Saturday, April 24, 2010

Long-lived passion for better urban design takes flight

Bill Chandler’s long-lived passion to improve urban design in Australia was publicly endorsed in Melbourne on Thursday, April 22.
Nearly 50 people meet in the “Melbourne Room” at the city town hall in Swanston St to enthusiastically to support an idea that would see Australia have its own version of Britain’s Commission for Architecture and the Built Environment (CABE).
For about a decade Bill has felt Australia should have its version of CABE and in the March edition of the Urban Design Forum, the quarterly magazine of the Victorian based UDF, Bill discussed the value of CABE and how Australia would benefit from something similar.

Bill, a co-founder and honorary editor of Urban Design Forum, was convinced that Australia had both the appropriately skilled and qualified people for a “CABE down-under”, as it has been colloquially described, and an evident need for such a body.
It was only at the March lunch meeting of the UDF that Bill first formally proposed the idea to others involved with the group and in discussions it was agreed a small group should meet to further discuss the idea.

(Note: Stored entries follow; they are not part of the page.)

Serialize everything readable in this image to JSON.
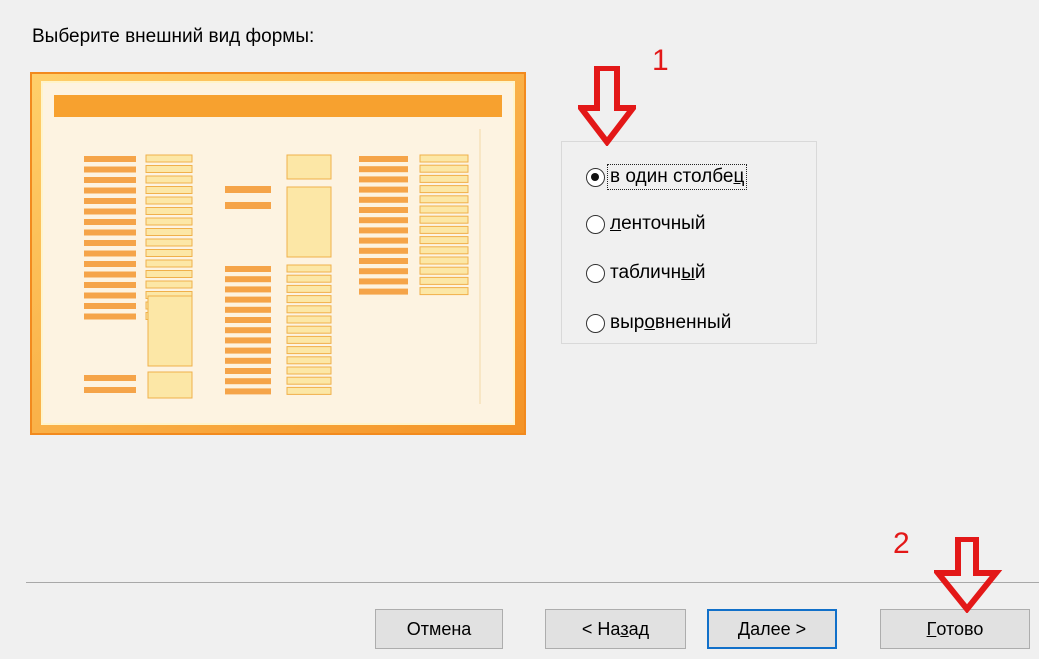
{
  "prompt": "Выберите внешний вид формы:",
  "layout_options": [
    {
      "label": "в один столбец",
      "selected": true,
      "focused": true
    },
    {
      "label": "ленточный",
      "selected": false,
      "focused": false
    },
    {
      "label": "табличный",
      "selected": false,
      "focused": false
    },
    {
      "label": "выровненный",
      "selected": false,
      "focused": false
    }
  ],
  "buttons": {
    "cancel": "Отмена",
    "back": "< Назад",
    "next": "Далее >",
    "finish": "Готово"
  },
  "annotations": {
    "marker_1": "1",
    "marker_2": "2"
  },
  "colors": {
    "accent_arrow": "#e31818",
    "preview_frame": "#fda94a",
    "preview_header": "#f7a12f",
    "default_button_border": "#1170c9"
  }
}
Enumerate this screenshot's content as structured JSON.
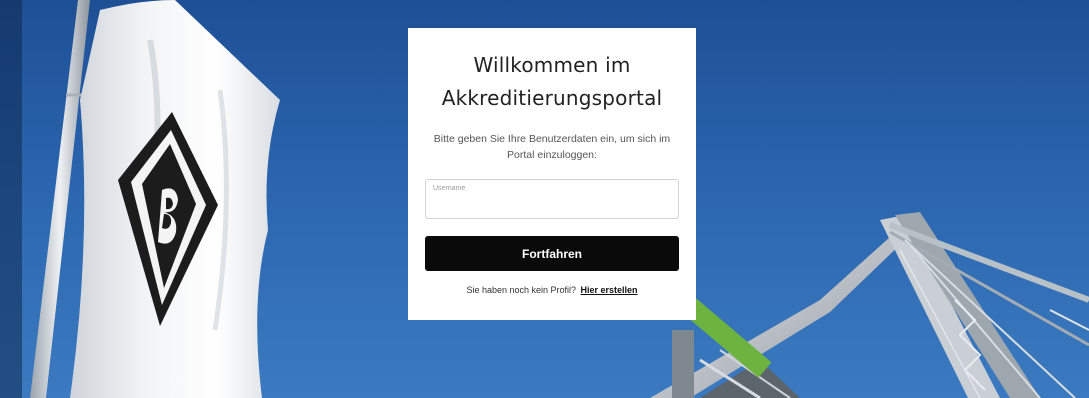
{
  "login": {
    "title_line1": "Willkommen im",
    "title_line2": "Akkreditierungsportal",
    "subtitle": "Bitte geben Sie Ihre Benutzerdaten ein, um sich im Portal einzuloggen:",
    "username_label": "Username",
    "username_value": "",
    "submit_label": "Fortfahren",
    "register_prompt": "Sie haben noch kein Profil?",
    "register_link": "Hier erstellen"
  },
  "annotation": {
    "arrow_color": "#6cb33f",
    "arrow_icon": "arrow-up-left-icon"
  },
  "colors": {
    "sky": "#2a65ae",
    "button": "#0a0a0a",
    "card": "#ffffff"
  }
}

Among those at the lunch and who is a former employee of CABE in Great Britain, Leon Yates, who presently works with the Victoria’s Department of Planning and Community Development, and he was confident other former CABE employees would support Bill’s idea.

Arrangements were made for a meeting on April 22 of just several people at the Urban Initiatives office of UDF co-founder Bruce Echberg, but interest spread and so with the support of Melbourne City Council, the meeting was moved to a town hall.


Bill’s idea was enthusiastically taken up and so what had been little more than just an idea simmering in Bill’s mind had boiled over to become a movement that has spread interstate, attracting interest from all parts of the country.
A 90-minute discussion resulted in the formation of ten-strong initial working group, as it was called, to further consider the idea and determine a clear direction of how to progress “CABEDU”.

That initial working group is: David Rayson, Geoffrey London (State Architect- top right), Laura-Jo Mellan, Emma Appleton, Justin Kelly, Gerry McLoughlin, Bruce Echberg, Leon Yates, Rod Duncan and Bill Chandler.


Also among those at the April 22 meeting was Melbourne City Council’s Director of City Design, Rob Adams (above right).


In an email circulated the day after the event, Bill Chandler said: “Thanks for your contributions yesterday. The feedback is very positive, and already the interest is spreading to those who were not able to be there, including interstaters”.